By Thomas Peak, former Research Associate

The Chinese government has long been accused of persecuting Uighur and other Turkic minorities in Xinjiang.  Evidence has been found of concentration camps holding up to 1 million people, targeted killings of Uighurs, systematic policies of forced abortions and sterilisation of Uighur women, the forcible transfer of Uighur children to families of other ethnic groups, large-scale rape and sexual violence, torture, and massive use of slave labour.

For years, leading NGOs have pointed out that these policies meet the legal definition of Genocide, defined by the 1948 Genocide Convention as the ‘intent to destroy, in whole or in part, a national, ethnic, racial or religious group’.  The Convention legally obligates states to ‘prevent and punish’ the crime.  These claims have been strengthened in recent months as the US State Department, the Canadian Parliament, and the Dutch Parliament have all made official Genocide determinations.
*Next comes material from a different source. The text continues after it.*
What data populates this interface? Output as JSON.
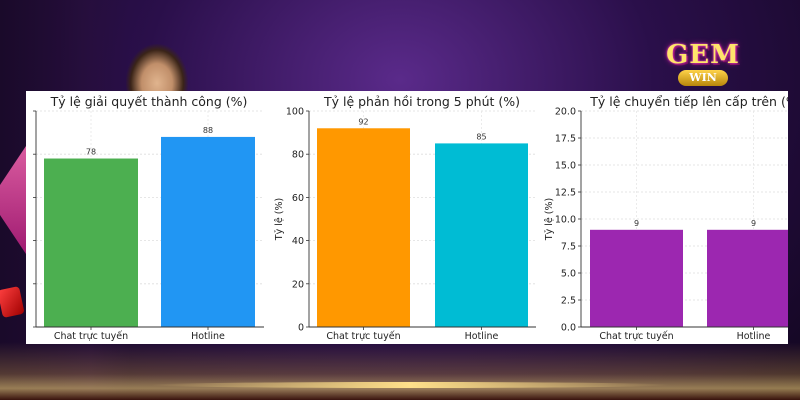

The decision of governments to apply the ‘Genocide’ label has proved controversial, and arguments around use of the word have overshadowed calls for action.  Much of the controversy centres around two common misperceptions.

The Economist, for instance, has claimed Genocide is an inappropriate term ‘in the absence of mass murder’.  Genocide is both a political and a legal-technical concept.  The first misperception is that the political and legal definitions are in conflict, and by applying legal criteria one is negating the political purposes of the Genocide Convention.  In this case, by applying the legal term in the (apparent) absence of mass killing, the political norm will be weakened.  As a political concept, of course, Genocide is highly emotive, and loaded with historical meanings.  The political conception of Genocide has always struggled to keep up with the reality; the Rwandan Genocide did not look like the Holocaust, and the Genocide in Darfur did not look like that in Rwanda.  Chinese policy in Xinjiang looks like none of these.

For much of the late twentieth-century, Genocide was seen almost exclusively in terms of the Holocaust, but contemporary history has shown that this most serious violation of human dignity can take many forms.  Ultimately, the political and the legal uses of the concept are not in conflict.  The question at stake, as stated in the Genocide Convention, is the intent to eradicate a group.  This can be achieved by gas chambers, machetes, sterilisation, or in myriad other ways.

The second misconception is that Crimes Against Humanity are somehow a ‘lesser’ manifestation of mass atrocities.  However, Crimes Against Humanity as detailed in the Rome Statutes enjoy equal standing to the crime of Genocide.  The Responsibility to Protect (formally adopted by the United Nations in 2005) specifies four specific crimes: Genocide, War Crimes, Crimes against Humanity, and Ethnic Cleansing.  There is no hierarchy among them.  And under the Third Pillar, states have committed themselves ‘to take collective action, in a timely and decisive manner’, should a government prove unable or unwilling to protect its own populations from any of these crimes.

The drawn-out arguments, then, over whether or not the Chinese government is committing Genocide, or Crimes against Humanity, or both, detract attention from the fact that the most serious international crimes continue to take place – in whatever specific form that may be.  Argument over technical labels appears often as a political distraction from taking potentially costly actions against the crimes themselves.

The Responsibility to Protect imposes obligations and reflects clearly stated intentions to address all mass atrocity crimes.  International society has procrastinated over definitions whilst civilians are subject to massive international crimes before, in Cambodia, in Bosnia, in Rwanda, in Sudan, and elsewhere.  Better understanding how efforts to address mass atrocity crimes have evolved over recent decades will be an important step to generating public and political will to follow up words with actions.